There is no reference to a ministerial exception in the FLSA. However, “since the passage of Title VII of the Civil Rights Act of 1964 . . .  the Courts of Appeals have uniformly recognized the existence of a ‘ministerial exception,’ grounded in the First Amendment, that precludes application of such legislation to claims concerning the employment relationship between a religious institution and its ministers.” In Hosanna-Tabor, the Supreme Court held that such an exception is required by the Establishment and Free Exercise Clauses of the First Amendment.

The DOL has recognized the ministerial exception in its Field Operations Handbook:

Persons such as nuns, priests, lay brothers, ministers, deacons, and other members of religious orders who serve pursuant to their religious obligation in the schools, hospitals, and other institutions operated by their church or religious orders shall not be considered to be “employees.”

In Hosanna-Tabor, a Title VII case, the Supreme Court declined to adopt a “rigid formula” in determining whether an employee qualifies as a “minister.” However, the court noted that the exception could, in appropriate circumstances, apply to those “not formally recognized as ministers,” and may also apply to those who perform primarily non-religious functions. In so holding, the Supreme Court reversed the U.S. Court of Appeals for the Sixth Circuit, which had held that the exception could not apply to “called” teachers who performed the same functions as the church’s “lay” teachers.

In FLSA2018-29, the DOL accepted the Supreme Court’s invitation in Hosanna-Tabor to adopt a broad view of the ministerial exception. FLSA2018-29 considered whether members of a small religious group qualified: The members gathered in “small communities, typically 150 to 300 people, dedicated to sharing ‘in a community of goods.’” They did so in conformance with beliefs and customs of early Christian communities.

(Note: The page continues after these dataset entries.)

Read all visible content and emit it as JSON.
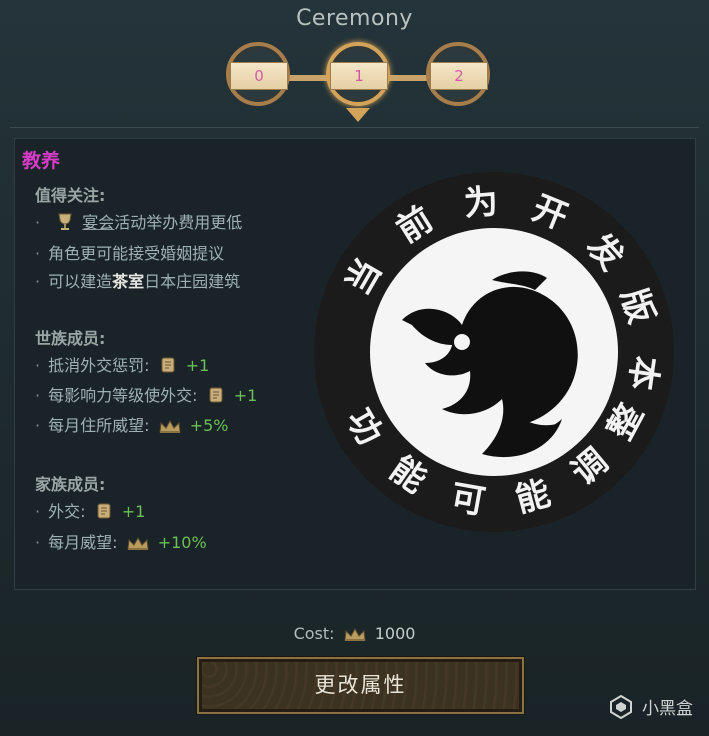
{
  "header": {
    "title": "Ceremony"
  },
  "levels": {
    "items": [
      "0",
      "1",
      "2"
    ],
    "active_index": 1
  },
  "content": {
    "title": "教养",
    "notable": {
      "heading": "值得关注:",
      "items": [
        {
          "prefix": "",
          "underline": "宴会",
          "middle": "活动举办费用更低",
          "bold": "",
          "suffix": ""
        },
        {
          "prefix": "",
          "underline": "",
          "middle": "角色更可能接受婚姻提议",
          "bold": "",
          "suffix": ""
        },
        {
          "prefix": "可以建造",
          "underline": "",
          "middle": "",
          "bold": "茶室",
          "suffix": "日本庄园建筑"
        }
      ]
    },
    "dynasty": {
      "heading": "世族成员:",
      "items": [
        {
          "label": "抵消外交惩罚:",
          "icon": "scroll-icon",
          "value": "+1"
        },
        {
          "label": "每影响力等级使外交:",
          "icon": "scroll-icon",
          "value": "+1"
        },
        {
          "label": "每月住所威望:",
          "icon": "crown-icon",
          "value": "+5%"
        }
      ]
    },
    "house": {
      "heading": "家族成员:",
      "items": [
        {
          "label": "外交:",
          "icon": "scroll-icon",
          "value": "+1"
        },
        {
          "label": "每月威望:",
          "icon": "crown-icon",
          "value": "+10%"
        }
      ]
    }
  },
  "seal": {
    "text": "当前为开发版本功能可能调整",
    "colors": {
      "ring": "#1b1b1b",
      "inner": "#f5f5f5",
      "emblem": "#101010"
    }
  },
  "footer": {
    "cost_label": "Cost:",
    "cost_icon": "crown-icon",
    "cost_value": "1000",
    "button_label": "更改属性"
  },
  "watermark": {
    "text": "小黑盒"
  }
}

The religious group reported that all members give their “personal property and funds to the community when joining, and accumulate none thereafter.” Moreover, members “hold as a religious tenet that work is ‘indivisible from prayer’ and a ‘form of worship’ that cannot be reduced to ‘contractual obligations’ or ‘relationships based on control, as between a master and servant.’”  In addition, some members “work in two onsite ventures that generate income for the community: a venture that manufactures devices that help children and adults with disabilities become more mobile, and a venture that makes wood furniture for children and schools.” The ventures are nonprofit entities wholly owned by an apostolic organization with a “common treasury.”

The Opinion Letter found that the members of the religious society were not “employees” for two reasons: First, because they worked at a non-profit entity and did not expect to receive compensation in exchange for their services; and, second, because they fell “squarely within the ministerial exception” recognized in Hosanna-Tabor. The focus of the Opinion Letter clearly centered on the ministerial exception.

In considering the ministerial exception, the Opinion Letter said that all the community’s members were “ministers.” The DOL first noted that the religious members’ behavior resembled that of a monastic community, making it difficult to distinguish them from monks and nuns, who would clearly qualify as church ministers for purposes of the exception. Moreover, members of the community take a vow of poverty and reject the contract-based master-servant formulation of labor. Finally, the ministerial exception even extended to work performed at the society’s income-producing (non-profit) ventures, as “work at the ventures is an inextricable part of . . . religious communal life” and a “form of worship.” This conclusion was not altered, in Wage and Hour’s view, by the fact that community members may “provide services for which a potentially competing enterprise elsewhere in the economy compensates its employees,” because “to conclude otherwise would improperly extend the FLSA to govern a wide variety of volunteer, religious, and other activities to which it does not apply.”